TensorRT
TensorRT copied to clipboard
π [Bug] quantized_resnet_test.py failed on no attribute 'EXPLICIT_PRECISION'
The example script fx/quantized_resnet_test.py in the Torch-TensorRT repository fails to execute due to the use of a deprecated attribute EXPLICIT_PRECISION in the TensorRT Python API. This attribute is no longer available in recent versions of TensorRT (e.g., TensorRT 10.1).

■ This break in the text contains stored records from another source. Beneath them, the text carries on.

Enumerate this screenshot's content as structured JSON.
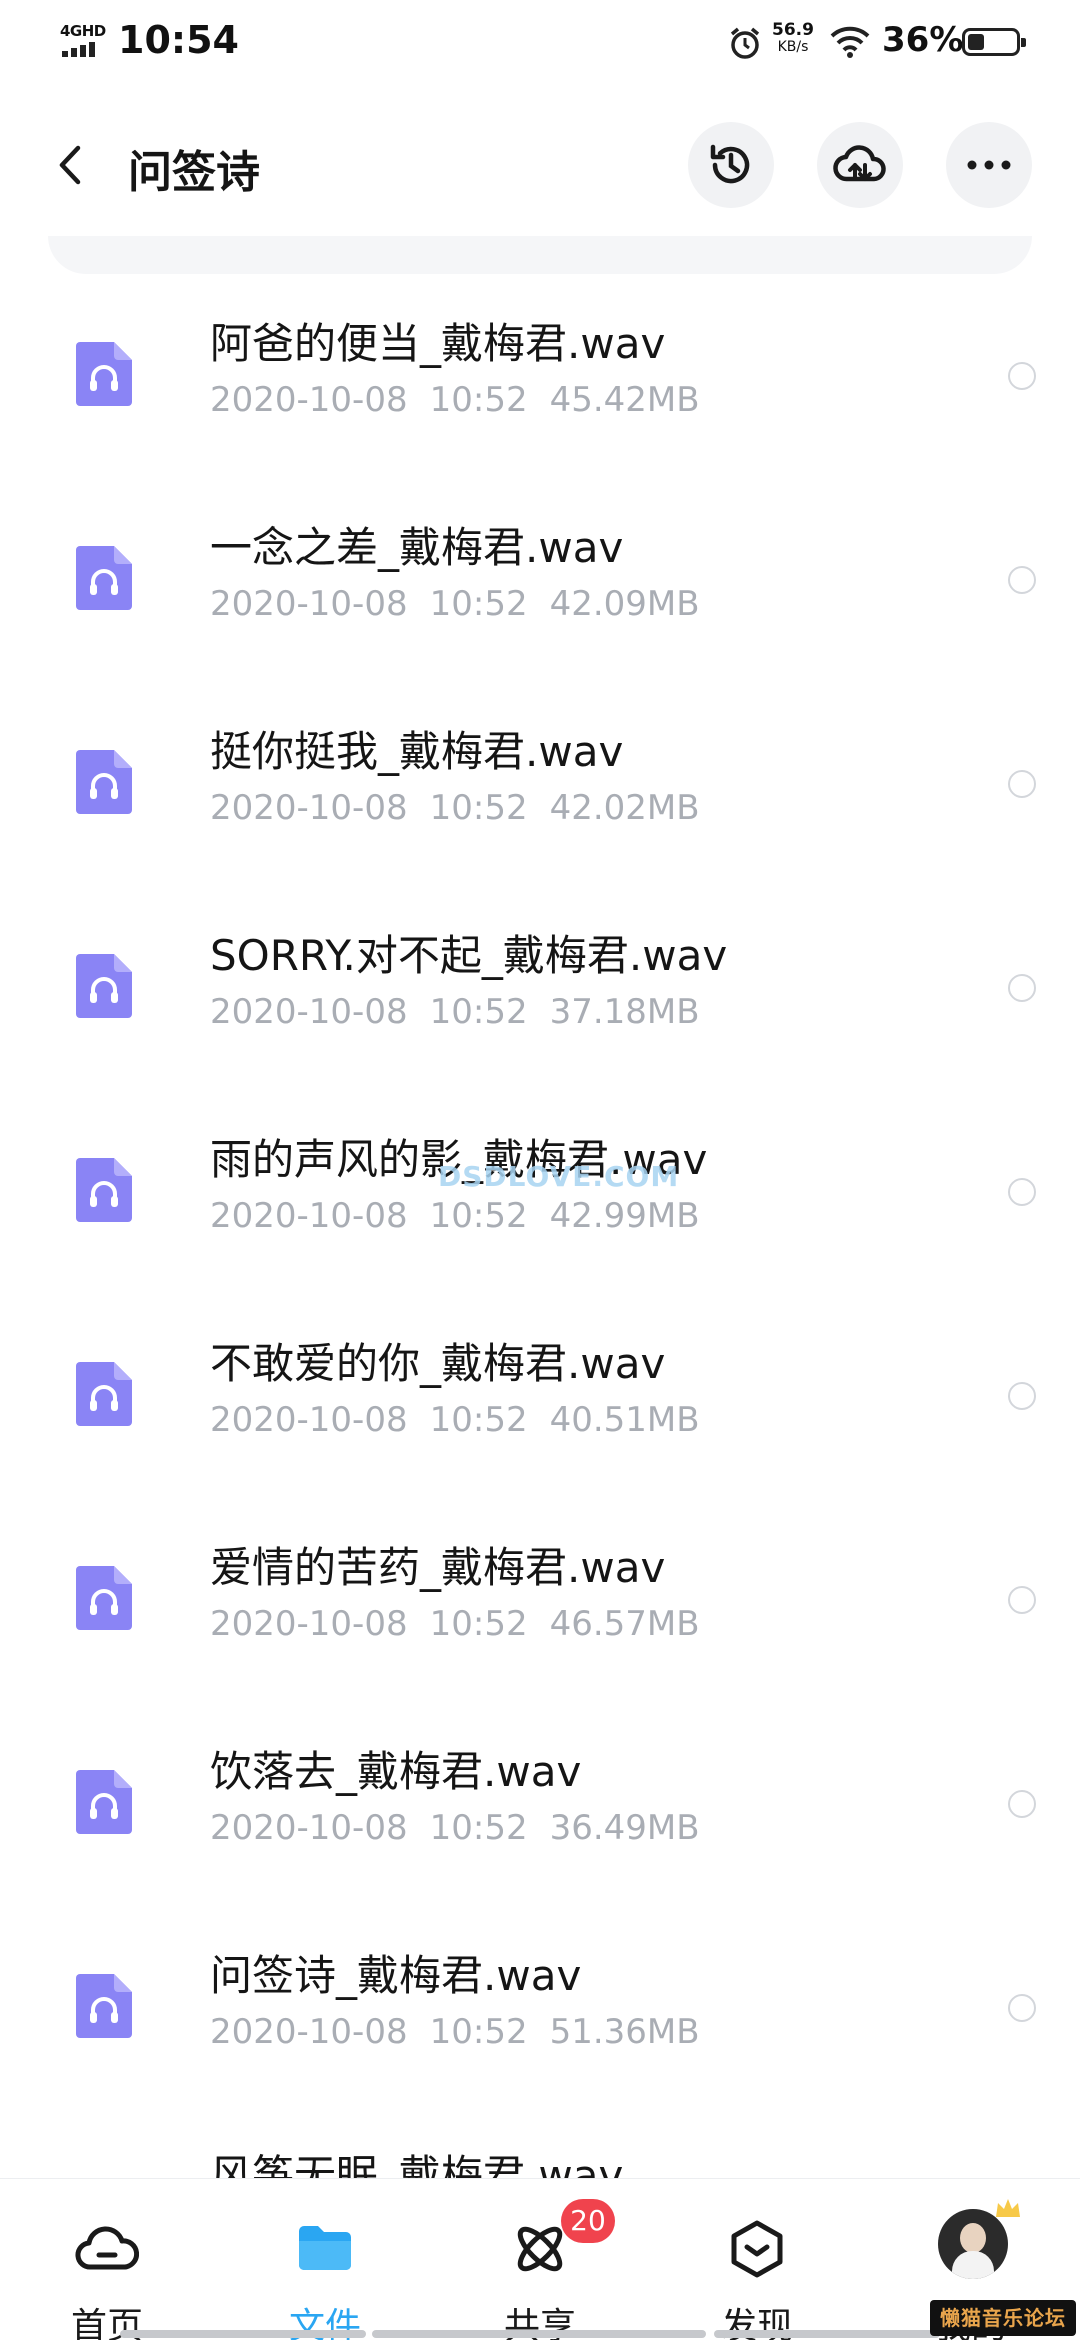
{
  "status_bar": {
    "network": "4GHD",
    "time": "10:54",
    "speed_value": "56.9",
    "speed_unit": "KB/s",
    "battery_percent": "36%",
    "battery_level": 0.36
  },
  "header": {
    "title": "问签诗",
    "icons": [
      "back-icon",
      "history-icon",
      "cloud-upload-icon",
      "more-icon"
    ]
  },
  "files": [
    {
      "name": "阿爸的便当_戴梅君.wav",
      "date": "2020-10-08",
      "time": "10:52",
      "size": "45.42MB"
    },
    {
      "name": "一念之差_戴梅君.wav",
      "date": "2020-10-08",
      "time": "10:52",
      "size": "42.09MB"
    },
    {
      "name": "挺你挺我_戴梅君.wav",
      "date": "2020-10-08",
      "time": "10:52",
      "size": "42.02MB"
    },
    {
      "name": "SORRY.对不起_戴梅君.wav",
      "date": "2020-10-08",
      "time": "10:52",
      "size": "37.18MB"
    },
    {
      "name": "雨的声风的影_戴梅君.wav",
      "date": "2020-10-08",
      "time": "10:52",
      "size": "42.99MB"
    },
    {
      "name": "不敢爱的你_戴梅君.wav",
      "date": "2020-10-08",
      "time": "10:52",
      "size": "40.51MB"
    },
    {
      "name": "爱情的苦药_戴梅君.wav",
      "date": "2020-10-08",
      "time": "10:52",
      "size": "46.57MB"
    },
    {
      "name": "饮落去_戴梅君.wav",
      "date": "2020-10-08",
      "time": "10:52",
      "size": "36.49MB"
    },
    {
      "name": "问签诗_戴梅君.wav",
      "date": "2020-10-08",
      "time": "10:52",
      "size": "51.36MB"
    },
    {
      "name": "风筝无眠_戴梅君.wav"
    }
  ],
  "watermark": "DSDLOVE.COM",
  "bottom_nav": {
    "home": "首页",
    "files": "文件",
    "share": "共享",
    "share_badge": "20",
    "discover": "发现",
    "mine": "我的"
  },
  "sticker": "懒猫音乐论坛",
  "colors": {
    "accent": "#2aa6f2",
    "file_icon": "#8a84f5",
    "badge": "#f0434d",
    "meta_text": "#a9adb4"
  }
}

The error traceback is as follows:
Traceback (most recent call last):
File "/home/yz9qvs/projects/Torch-TensorRT/examples/fx/quantized_resnet_test.py", line 142, in <module>
int8_trt = build_int8_trt(rn18)
File "/usr/local/lib/python3.10/dist-packages/torch/utils/_contextlib.py", line 116, in decorate_context
return func(*args, **kwargs)
File "/home/yz9qvs/projects/Torch-TensorRT/examples/fx/quantized_resnet_test.py", line 60, in build_int8_trt
interp = TRTInterpreter(
File "/usr/local/lib/python3.10/dist-packages/torch_tensorrt/fx/fx2trt.py", line 59, in __init__
trt.NetworkDefinitionCreationFlag.EXPLICIT_PRECISION
AttributeError: type object 'tensorrt.tensorrt.NetworkDefinitionCreationFlag' has no attribute 'EXPLICIT_PRECISION'
To Reproduce
Steps to reproduce the behavior:
Steps to reproduce the behavior:
- Clone the Torch-TensorRT repository.
- Navigate to the examples/fx directory.
- Run the script quantized_resnet_test.py:
python quantized_resnet_test.py
Expected behavior
The script should run successfully, converting the quantized ResNet model to TensorRT without encountering an error.
Environment
Torch-TensorRT Version: 2.4.0 PyTorch Version: 2.4.0 CPU Architecture: amd64 OS: Ubuntu 22.04 How you installed PyTorch: pip Build command you used (if compiling from source): N/A Are you using local sources or building from archives: Building from local sources Python version: 3.10 CUDA version: 11.8 GPU models and configuration: NVIDIA A40 Any other relevant information: Running TensorRT 10.1.0
Additional context
The issue seems to stem from the use of the deprecated EXPLICIT_PRECISION flag in the TRTInterpreter class within torch_tensorrt/fx/fx2trt.py. TensorRT 10.1 does not support this attribute, and its usage needs to be updated to align with the latest TensorRT API.
This script is one of the very few examples that demonstrates how to quantize a model using FX and lower it to TensorRT. It is a valuable resource for users looking to implement this workflow.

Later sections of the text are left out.